Of course you could see the great Roger Federer on IBM screen outside the legendary Philippe-Chatrier stadium. But let’s face it, the crowd milling around outside had seen the Swiss world #1 on TV often enough, even if not on a TV the size of a small house. Yes, there he was, perhaps only 50 yards away from where you stood, breezing through his first-round match, but unfortunately there was an enormous wall of concrete and glass interposed between you and any chance of glimpsing him in the flesh – even for a nanosecond.

And it was hot. Oh, it was very hot – and very, very crowded and confusing. The grounds of Roland Garros are shaped like a very long thin wedge of expensive cake. You come in at the wide end, where you soon find yourself squeezed in the direction of La Place des Mousquetaires between Philippe-Chatrier and the enormous bowl known simply as Court No. 1. And there you seem to stay for at least an hour with all the other people sticky with ice cream and sun screen who don’t know where they’re going or what they’re doing and are probably wondering why on earth they spent 120 Euros over the Internet for a ticket whose face value is only 21 Euros, not that you can get it at face value anywhere.

Eventually, of course, you figure things out. This happens when you find an official who actually has a map of the grounds and is willing to give it to you. And it is then — Eureka! — that you realize that Roland Garros is shaped, as mentioned, like a slice of cake, or tart, or maybe even cheese, and that all the courts you’ve been looking for are way down the narrow end, and that they’ve sold way too many tickets.

By this point, unfortunately, you are already exhausted from the extremely hot sun, for spots of shade are few and far between. In one little shadowy corner, under the staircase leading to one of the Forbidden Stadia, guarded by stylish nymphs in chic cream dresses, there is the touching sight of ball boys outfitted in orange shirts and black shorts warming up before going on court. Ferociously serious, they’re practicing throwing an imaginary tennis ball low across the ground and down the lines, as soon they will be doing before thousands of people. They’re between eight to fourteen years old, and naturally they’re nervous. Probably as nervous as the players if not more so.
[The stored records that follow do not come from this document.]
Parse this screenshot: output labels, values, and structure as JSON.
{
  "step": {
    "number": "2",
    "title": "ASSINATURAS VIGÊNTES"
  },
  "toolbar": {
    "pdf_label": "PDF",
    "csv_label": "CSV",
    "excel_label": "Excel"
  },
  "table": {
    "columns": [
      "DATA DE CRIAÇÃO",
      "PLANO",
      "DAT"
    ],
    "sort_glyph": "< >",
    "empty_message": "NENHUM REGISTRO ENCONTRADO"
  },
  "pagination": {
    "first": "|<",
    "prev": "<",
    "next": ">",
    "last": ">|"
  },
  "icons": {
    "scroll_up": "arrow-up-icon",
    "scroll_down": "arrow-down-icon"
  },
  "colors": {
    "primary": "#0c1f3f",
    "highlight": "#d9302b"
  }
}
I am with three others – my wife, my brother, and his girlfriend, who has been to Wimbledon and is definitely not taken with the French sense of organization. As far as she is concerned, Roland Garros is a flat-out, sun-baked nightmare. She is not happy at all. But we do finally get to see some tennis – a bit of a men’s match that is not terribly interesting, and a bit of a women’s match that is not terribly interesting either.

As we stand around in the grueling heat, wondering where to go next, my brother, Tim, lightens things up by relating a story about Lucian Freud, who as it happens has a show at the Pompidou Center in the center of Paris. One day Tim left his basement apartment in London, glanced up at the sidewalk above him, and saw the great man stooped over a bush of tiny flowers. Tim was looking straight into his face, into his eagle eyes fastened on the flowers. Mr. Freud picked a couple and then hurriedly walked off. (He moves very quickly for an octogenarian.) Out of curiosity, Tim followed him for a couple of blocks and then stopped in front of two policemen. “Do you know who that is?” he asked them excitedly, pointing out Mr. Freud. “That’s the world’s greatest living painter!” “Oh, yeah?” the bobbies replied, unimpressed. “He’s Sigmund Freud’s grandson!” “Oh, yeah?” they repeated. Finally my brother pulled out the ace. “He painted Kate Moss in the nude!” “Oh, yeah?” Now they were interested.

In the end we do see some tennis: The court looks much smaller than on TV, but it’s hard to tell whether the players look smaller as well, or if the courts look smaller because they seem bigger. During the warm-ups they practice each shot: backhand, forehand, lob, smash, serve, volley. But during the matches you hardly ever see a volley: No one comes to the net. The one-handed back hand is on its way out also. Federer has one, but it’s his weakest shot (though it’s a major reason why his game is so elegant), and opponents prey on it mercilessly. The Spaniard Tommy Robredo has a terrific one-hander. We watch him play Victor Troiki on court 17, but Troiki wins in straight sets.

Really, you need to go to Roland Garros twice. The first time to figure it out, the second time to enjoy it.